A government-backed initiative, under which people sell their labour by the hour, could save the taxpayer up to £400m a year and keep workers out of the black economy, experts have predicted.
The Slivers of Time programme allows people to register their skills and availability online, where they sell their free hours to employers. It is targeted at those who want to work flexibly due to other commitments such as caring.
The scheme was set up with £500,000 backing from the Office of the Deputy Prime Minister – which has been rebranded as the Office for Communities and Local Government.
Research by Middlesex University showed that when target groups were offered the chance to sell their time this way, two-thirds (68%) said they would take it.
A separate study by Oxford Economic Forecasters showed that, with just 5% take-up among target groups, it could save £400m a year in benefits claims.
Slivers of Time is being piloted by Newham Council in east London, which is using it to fill in areas such as catering and cleaning roles.
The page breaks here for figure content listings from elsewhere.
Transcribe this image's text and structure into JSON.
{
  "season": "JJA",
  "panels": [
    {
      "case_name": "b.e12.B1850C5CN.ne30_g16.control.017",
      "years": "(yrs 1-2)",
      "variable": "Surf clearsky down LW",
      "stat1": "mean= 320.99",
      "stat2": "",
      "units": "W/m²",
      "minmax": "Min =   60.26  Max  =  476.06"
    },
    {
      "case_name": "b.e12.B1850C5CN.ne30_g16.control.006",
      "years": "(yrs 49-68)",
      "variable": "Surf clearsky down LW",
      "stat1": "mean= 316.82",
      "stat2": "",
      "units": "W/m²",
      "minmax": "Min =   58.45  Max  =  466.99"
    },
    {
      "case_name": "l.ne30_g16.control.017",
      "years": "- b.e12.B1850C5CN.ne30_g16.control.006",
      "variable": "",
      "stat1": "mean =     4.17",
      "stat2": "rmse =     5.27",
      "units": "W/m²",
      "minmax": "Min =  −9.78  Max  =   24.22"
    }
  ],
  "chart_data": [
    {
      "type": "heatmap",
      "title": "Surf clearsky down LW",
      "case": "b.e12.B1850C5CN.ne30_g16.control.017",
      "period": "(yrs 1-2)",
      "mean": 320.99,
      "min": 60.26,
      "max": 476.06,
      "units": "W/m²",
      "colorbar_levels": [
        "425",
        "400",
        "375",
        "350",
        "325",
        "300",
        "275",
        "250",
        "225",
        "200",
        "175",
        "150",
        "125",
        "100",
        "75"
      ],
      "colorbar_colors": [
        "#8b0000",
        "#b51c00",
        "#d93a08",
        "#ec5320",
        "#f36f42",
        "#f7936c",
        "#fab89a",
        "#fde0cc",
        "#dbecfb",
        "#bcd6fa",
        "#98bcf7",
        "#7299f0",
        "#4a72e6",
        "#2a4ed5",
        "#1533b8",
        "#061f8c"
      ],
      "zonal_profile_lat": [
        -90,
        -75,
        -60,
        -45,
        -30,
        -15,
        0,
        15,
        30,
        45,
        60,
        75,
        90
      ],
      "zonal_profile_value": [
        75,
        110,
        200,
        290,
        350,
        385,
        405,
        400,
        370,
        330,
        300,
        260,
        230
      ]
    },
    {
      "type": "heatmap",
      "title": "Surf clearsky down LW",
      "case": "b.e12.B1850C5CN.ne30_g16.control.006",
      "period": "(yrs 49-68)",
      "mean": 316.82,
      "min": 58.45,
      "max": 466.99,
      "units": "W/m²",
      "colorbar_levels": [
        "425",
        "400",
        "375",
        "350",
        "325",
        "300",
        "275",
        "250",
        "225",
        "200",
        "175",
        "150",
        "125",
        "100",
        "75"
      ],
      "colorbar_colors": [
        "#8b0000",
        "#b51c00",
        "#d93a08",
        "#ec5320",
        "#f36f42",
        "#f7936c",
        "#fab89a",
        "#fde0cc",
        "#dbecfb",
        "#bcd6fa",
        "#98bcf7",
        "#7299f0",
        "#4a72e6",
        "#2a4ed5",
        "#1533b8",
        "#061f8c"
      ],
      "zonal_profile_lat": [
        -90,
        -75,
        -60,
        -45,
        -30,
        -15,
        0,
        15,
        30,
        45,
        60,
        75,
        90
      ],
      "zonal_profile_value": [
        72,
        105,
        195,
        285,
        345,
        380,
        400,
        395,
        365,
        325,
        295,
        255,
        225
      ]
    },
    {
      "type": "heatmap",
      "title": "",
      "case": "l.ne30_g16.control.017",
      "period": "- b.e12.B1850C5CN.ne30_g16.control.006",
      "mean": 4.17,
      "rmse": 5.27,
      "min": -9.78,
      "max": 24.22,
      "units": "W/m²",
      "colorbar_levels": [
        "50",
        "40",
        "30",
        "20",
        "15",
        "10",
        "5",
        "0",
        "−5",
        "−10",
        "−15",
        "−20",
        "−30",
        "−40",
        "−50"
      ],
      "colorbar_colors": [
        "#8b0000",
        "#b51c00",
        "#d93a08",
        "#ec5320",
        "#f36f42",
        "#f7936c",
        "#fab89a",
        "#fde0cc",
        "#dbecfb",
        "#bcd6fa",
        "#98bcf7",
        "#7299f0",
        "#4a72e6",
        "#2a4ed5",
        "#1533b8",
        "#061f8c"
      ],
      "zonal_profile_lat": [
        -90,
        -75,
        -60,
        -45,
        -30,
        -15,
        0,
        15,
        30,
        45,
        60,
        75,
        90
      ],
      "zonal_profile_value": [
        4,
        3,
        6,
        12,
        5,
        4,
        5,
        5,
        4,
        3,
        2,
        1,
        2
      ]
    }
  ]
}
More than 200 people have signed up to the scheme, with a further 400 awaiting screening.
Wingham Rowan, Slivers of Time programme director, said the scheme offered organisations a much wider base of potential employees.
“At the moment, if these people want to work really flexibly, for many, their best option is the black economy,” he said.
Rowan denied that employers would face uncertainty about potential workers’ qualifications and reliability.
“All those selling their time have first to be approved by agencies, which act as gatekeepers,” he said. “There is also an objective rating system where employers can gauge their reliability [from previous jobs].”
The government is in talks about extending the scheme to other parts of the UK. Local government minister Phil Woolas said: “The idea of providing little bits of time for work is very innovative, but blindingly obvious.